Former Chief of Party in Baghdad for the United States Institute of Peace Pleads Guilty to Wire Fraud Conspiracy
The former chief of party in Baghdad for the United States Institute of Peace (USIP), Robert Nathan Boorda, pleaded guilty to an information unsealed today in the U.S. District Court for the District of Columbia for conspiring to enrich himself by having USIP award a security contract at a fraudulently inflated price in exchange for a purported monthly consulting fee of $20,000 paid by the contractor, announced Assistant Attorney General Lanny A. Breuer of the Justice Department’s Criminal Division.

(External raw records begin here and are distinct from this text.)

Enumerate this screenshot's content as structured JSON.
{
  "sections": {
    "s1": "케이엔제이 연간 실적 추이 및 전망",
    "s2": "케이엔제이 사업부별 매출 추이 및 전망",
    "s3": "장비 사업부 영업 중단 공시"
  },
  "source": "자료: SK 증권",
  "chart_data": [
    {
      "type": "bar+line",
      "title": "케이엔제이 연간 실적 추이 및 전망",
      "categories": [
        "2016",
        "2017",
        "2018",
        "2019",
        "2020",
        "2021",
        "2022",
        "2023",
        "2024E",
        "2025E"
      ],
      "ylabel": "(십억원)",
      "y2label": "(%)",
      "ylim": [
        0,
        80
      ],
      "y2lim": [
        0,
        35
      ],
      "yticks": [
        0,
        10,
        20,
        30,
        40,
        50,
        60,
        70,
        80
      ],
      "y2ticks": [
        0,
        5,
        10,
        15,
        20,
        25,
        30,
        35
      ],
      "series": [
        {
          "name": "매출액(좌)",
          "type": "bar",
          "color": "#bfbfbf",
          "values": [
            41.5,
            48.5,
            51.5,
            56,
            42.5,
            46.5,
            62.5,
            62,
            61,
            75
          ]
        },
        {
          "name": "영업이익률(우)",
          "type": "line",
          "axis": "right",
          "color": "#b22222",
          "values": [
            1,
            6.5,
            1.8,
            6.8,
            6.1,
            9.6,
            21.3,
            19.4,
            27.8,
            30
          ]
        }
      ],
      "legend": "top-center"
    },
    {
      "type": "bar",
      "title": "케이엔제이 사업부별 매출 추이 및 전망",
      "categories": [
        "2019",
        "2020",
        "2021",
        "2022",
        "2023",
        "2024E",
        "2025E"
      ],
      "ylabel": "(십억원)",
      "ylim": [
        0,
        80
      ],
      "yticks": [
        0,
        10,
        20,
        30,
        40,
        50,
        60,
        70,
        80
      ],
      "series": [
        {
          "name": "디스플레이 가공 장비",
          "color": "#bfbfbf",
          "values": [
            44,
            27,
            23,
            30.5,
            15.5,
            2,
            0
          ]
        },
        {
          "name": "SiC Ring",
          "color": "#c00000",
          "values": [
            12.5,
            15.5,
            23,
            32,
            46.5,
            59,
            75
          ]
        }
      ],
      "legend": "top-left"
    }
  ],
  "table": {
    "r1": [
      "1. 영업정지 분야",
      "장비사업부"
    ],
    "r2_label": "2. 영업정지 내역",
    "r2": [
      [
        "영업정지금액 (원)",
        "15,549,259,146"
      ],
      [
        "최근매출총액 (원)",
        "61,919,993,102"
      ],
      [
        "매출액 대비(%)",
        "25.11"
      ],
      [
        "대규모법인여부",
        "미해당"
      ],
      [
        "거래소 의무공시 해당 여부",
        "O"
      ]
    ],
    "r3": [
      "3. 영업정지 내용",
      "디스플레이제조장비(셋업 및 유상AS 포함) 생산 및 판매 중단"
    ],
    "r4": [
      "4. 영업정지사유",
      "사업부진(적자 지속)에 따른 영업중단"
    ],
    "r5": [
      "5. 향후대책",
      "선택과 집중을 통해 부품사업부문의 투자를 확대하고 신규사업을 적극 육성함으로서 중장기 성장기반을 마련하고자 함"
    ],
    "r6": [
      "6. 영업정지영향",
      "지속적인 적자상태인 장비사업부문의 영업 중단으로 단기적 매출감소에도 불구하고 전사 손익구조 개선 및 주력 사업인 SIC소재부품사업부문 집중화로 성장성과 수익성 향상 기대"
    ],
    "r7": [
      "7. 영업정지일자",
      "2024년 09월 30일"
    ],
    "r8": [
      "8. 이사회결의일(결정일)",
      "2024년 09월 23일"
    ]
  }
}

Boorda was charged by information on Sept. 19, 2011, with one count of conspiring to commit wire fraud, and he pleaded guilty to the charge on Oct. 7, 2011. According to plea documents, Boorda admitted that, from about April 2009 through about June 2009, he and the owner of a security services contracting firm conspired to enrich themselves through Boorda’s recommendation that USIP award a $1.165 million contract for the lease of a villa in Baghdad and security services to that security services company at a fraudulently inflated price, in exchange for Boorda’s receipt of a purported consulting and marketing agreement with the company for a monthly fee of $20,000 for the term of the USIP contract. Boorda admitted that he concealed this agreement from USIP. According to plea documents, the contract was inflated so that Boorda could receive his payment by representing to USIP headquarters that the villa owner would not agree to a monthly rental payment of less than $22,000, when in fact the owner had agreed to $13,000.